There, Schulson does his best to create the vibe of an umbrella-covered tabled nook, giving the busy lunchtime crowd a welcome respite from the daily grind and foot traffic. The view of the city helps, too.
The menu keeps it simple and relatively quick: a handful of snacks and a handful of plates, with a few specials dreamed up for good measure on Thursdays and Fridays. But they do a lot with a small menu in a small space.
Luckily we visited on a day when the specials were being served. The bánh mì sandwich had tender pork that was cooked for five hours and delicious picked vegetables that added a fresh crunchiness and a satisfying level of authenticity to the Vietnamese sandwich. Then we got whisked from the South Pacific to a German bierhaus with the kielbasa ($8), which had a ridiculously good smoky flavor and a heap of fresh sauerkraut on top of marble rye bread. The beer mustard it came with delivered a nice kick.
The watermelon salad ($7) was a perfect summer dish for a sunny day, refreshing with the addition of tomato, feta cheese and mint playing off the sweetness of the melon.
But Rotisserie turns up the heat and shows off its skills with its meats.

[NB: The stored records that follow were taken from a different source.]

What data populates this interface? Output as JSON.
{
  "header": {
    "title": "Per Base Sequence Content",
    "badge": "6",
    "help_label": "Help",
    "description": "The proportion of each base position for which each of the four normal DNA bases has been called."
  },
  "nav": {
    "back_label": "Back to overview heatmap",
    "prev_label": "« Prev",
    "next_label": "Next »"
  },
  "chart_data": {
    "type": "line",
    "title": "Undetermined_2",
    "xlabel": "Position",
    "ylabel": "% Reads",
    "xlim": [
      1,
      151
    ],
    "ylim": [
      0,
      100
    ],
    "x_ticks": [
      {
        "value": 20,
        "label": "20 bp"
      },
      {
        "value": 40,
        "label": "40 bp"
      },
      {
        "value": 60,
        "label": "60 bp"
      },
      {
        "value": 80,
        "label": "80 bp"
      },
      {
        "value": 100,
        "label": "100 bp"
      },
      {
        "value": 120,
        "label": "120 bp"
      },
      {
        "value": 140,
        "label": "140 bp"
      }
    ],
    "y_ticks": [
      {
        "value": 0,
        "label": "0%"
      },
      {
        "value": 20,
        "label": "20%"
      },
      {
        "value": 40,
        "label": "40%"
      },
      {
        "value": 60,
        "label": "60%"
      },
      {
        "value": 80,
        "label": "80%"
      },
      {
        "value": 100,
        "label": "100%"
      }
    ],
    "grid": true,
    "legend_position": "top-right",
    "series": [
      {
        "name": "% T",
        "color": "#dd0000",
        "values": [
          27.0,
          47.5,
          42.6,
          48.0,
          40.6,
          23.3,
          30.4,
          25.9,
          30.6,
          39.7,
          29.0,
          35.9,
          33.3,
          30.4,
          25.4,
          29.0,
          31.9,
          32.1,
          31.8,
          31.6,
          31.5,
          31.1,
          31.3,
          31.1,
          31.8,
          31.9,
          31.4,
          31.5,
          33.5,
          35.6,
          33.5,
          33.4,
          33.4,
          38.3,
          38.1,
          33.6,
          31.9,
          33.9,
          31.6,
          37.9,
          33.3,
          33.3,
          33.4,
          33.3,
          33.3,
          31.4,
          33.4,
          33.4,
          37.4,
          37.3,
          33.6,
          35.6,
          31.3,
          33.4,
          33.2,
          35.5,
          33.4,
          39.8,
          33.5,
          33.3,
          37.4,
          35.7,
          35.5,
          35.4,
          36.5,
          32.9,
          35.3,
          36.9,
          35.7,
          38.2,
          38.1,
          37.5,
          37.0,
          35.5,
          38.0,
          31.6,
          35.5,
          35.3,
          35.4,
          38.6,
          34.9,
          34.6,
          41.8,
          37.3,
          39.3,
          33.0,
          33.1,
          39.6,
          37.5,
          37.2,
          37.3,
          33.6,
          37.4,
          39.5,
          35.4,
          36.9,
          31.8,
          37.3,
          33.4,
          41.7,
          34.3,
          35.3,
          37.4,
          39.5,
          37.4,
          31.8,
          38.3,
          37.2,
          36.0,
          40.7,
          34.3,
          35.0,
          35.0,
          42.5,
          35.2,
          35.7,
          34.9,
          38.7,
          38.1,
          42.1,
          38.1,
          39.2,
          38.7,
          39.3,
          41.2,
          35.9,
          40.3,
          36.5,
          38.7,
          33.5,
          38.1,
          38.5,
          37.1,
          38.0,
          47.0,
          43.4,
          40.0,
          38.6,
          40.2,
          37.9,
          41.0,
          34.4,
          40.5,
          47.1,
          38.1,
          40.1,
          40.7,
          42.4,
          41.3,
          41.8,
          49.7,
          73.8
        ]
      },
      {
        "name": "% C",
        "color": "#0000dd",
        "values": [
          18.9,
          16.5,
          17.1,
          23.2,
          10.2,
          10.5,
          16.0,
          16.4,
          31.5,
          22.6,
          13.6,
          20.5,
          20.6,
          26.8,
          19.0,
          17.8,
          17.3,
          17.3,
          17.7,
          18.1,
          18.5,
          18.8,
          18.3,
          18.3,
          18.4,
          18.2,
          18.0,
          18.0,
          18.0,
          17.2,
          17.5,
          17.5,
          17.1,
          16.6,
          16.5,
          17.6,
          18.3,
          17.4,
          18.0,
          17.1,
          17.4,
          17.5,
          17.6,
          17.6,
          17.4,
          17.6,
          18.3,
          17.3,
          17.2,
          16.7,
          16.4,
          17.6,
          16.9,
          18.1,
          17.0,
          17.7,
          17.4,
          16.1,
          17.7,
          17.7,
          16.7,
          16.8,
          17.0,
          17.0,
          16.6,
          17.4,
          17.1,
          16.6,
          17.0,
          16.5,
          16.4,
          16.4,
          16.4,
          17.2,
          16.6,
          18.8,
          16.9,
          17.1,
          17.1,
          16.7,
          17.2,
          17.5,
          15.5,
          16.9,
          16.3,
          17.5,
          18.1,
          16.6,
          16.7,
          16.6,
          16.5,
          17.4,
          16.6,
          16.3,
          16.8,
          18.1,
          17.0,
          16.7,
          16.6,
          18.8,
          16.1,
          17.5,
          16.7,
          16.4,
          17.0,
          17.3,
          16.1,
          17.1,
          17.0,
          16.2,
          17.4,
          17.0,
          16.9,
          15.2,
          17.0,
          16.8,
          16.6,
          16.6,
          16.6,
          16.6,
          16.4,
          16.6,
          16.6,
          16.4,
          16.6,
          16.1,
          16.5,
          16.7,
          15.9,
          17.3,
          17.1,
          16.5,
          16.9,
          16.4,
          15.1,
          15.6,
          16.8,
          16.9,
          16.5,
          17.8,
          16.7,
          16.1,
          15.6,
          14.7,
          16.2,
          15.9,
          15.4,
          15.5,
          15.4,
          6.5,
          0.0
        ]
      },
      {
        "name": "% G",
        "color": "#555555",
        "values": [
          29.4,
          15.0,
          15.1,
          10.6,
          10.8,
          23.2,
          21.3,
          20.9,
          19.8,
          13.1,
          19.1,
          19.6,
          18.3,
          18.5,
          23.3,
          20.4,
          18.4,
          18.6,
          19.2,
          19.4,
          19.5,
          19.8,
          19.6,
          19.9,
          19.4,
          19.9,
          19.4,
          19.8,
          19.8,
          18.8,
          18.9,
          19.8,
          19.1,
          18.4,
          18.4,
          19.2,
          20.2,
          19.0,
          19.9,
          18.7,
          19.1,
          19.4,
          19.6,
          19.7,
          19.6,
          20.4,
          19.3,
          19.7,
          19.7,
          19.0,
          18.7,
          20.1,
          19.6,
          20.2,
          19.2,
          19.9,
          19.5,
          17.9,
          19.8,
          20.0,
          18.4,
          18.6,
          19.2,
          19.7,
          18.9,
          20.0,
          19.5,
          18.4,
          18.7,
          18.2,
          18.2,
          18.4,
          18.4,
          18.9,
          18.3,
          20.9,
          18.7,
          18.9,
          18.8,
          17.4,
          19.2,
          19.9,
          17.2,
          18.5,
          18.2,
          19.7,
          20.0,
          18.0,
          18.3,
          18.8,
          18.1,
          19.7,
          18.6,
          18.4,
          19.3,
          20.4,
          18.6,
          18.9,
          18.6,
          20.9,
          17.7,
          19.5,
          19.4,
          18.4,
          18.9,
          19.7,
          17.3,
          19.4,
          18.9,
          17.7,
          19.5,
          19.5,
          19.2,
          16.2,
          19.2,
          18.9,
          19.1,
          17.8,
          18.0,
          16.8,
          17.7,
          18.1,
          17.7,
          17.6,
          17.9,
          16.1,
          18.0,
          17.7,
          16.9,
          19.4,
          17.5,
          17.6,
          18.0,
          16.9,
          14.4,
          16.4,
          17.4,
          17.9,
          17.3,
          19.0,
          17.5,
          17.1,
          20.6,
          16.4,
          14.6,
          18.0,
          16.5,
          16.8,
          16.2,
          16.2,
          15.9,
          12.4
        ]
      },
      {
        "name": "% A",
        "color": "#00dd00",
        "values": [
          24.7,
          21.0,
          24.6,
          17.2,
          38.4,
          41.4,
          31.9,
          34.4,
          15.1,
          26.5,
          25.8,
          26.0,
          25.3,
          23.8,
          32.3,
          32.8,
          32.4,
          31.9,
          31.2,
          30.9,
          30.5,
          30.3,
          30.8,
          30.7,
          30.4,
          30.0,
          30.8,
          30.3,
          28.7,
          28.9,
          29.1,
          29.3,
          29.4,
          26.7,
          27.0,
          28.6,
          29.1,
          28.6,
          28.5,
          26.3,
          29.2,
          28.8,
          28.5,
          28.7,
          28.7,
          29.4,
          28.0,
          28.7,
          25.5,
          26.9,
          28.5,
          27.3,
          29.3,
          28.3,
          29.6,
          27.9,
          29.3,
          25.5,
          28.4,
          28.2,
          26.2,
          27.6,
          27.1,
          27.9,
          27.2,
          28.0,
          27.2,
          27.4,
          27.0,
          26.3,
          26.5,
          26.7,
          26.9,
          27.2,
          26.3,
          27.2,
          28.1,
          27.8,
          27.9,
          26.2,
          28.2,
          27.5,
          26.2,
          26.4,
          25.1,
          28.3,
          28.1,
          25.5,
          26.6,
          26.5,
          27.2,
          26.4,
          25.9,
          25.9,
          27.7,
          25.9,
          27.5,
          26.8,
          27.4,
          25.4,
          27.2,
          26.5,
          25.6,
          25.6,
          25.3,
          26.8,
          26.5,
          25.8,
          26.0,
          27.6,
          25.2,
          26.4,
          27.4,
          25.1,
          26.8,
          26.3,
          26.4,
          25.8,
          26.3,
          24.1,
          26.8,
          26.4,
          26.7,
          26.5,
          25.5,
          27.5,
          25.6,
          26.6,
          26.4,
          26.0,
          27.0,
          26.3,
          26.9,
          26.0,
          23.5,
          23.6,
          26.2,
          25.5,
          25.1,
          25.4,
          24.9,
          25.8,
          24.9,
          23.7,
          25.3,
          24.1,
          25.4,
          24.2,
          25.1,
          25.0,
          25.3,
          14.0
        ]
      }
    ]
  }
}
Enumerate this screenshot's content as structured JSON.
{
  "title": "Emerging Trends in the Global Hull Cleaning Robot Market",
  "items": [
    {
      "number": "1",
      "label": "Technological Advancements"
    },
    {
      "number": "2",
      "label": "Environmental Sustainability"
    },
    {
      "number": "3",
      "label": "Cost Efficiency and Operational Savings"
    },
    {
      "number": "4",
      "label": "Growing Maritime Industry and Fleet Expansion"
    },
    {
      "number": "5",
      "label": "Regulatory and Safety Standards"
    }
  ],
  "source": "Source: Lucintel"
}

The spit-roasted lamb ($10) was juicy and seasoned very generously with fresh herbs, served up on a huge piece of flatbread and topped with mint and cucumber.
Finally, the fish tacos ($7) were probably among the best in the city, mainly because of their simplicity. The hearty piece of perfectly breaded and seasoned fish only needed cabbage, radish and salsa verde to make it sing. Anything above and beyond that would have been overkill.
Schulson has definitely extended his winning restaurant streak into the realm of food trucks. With culinary skills like this on four wheels, and at these prices, why would you spend more money on a lesser lunch?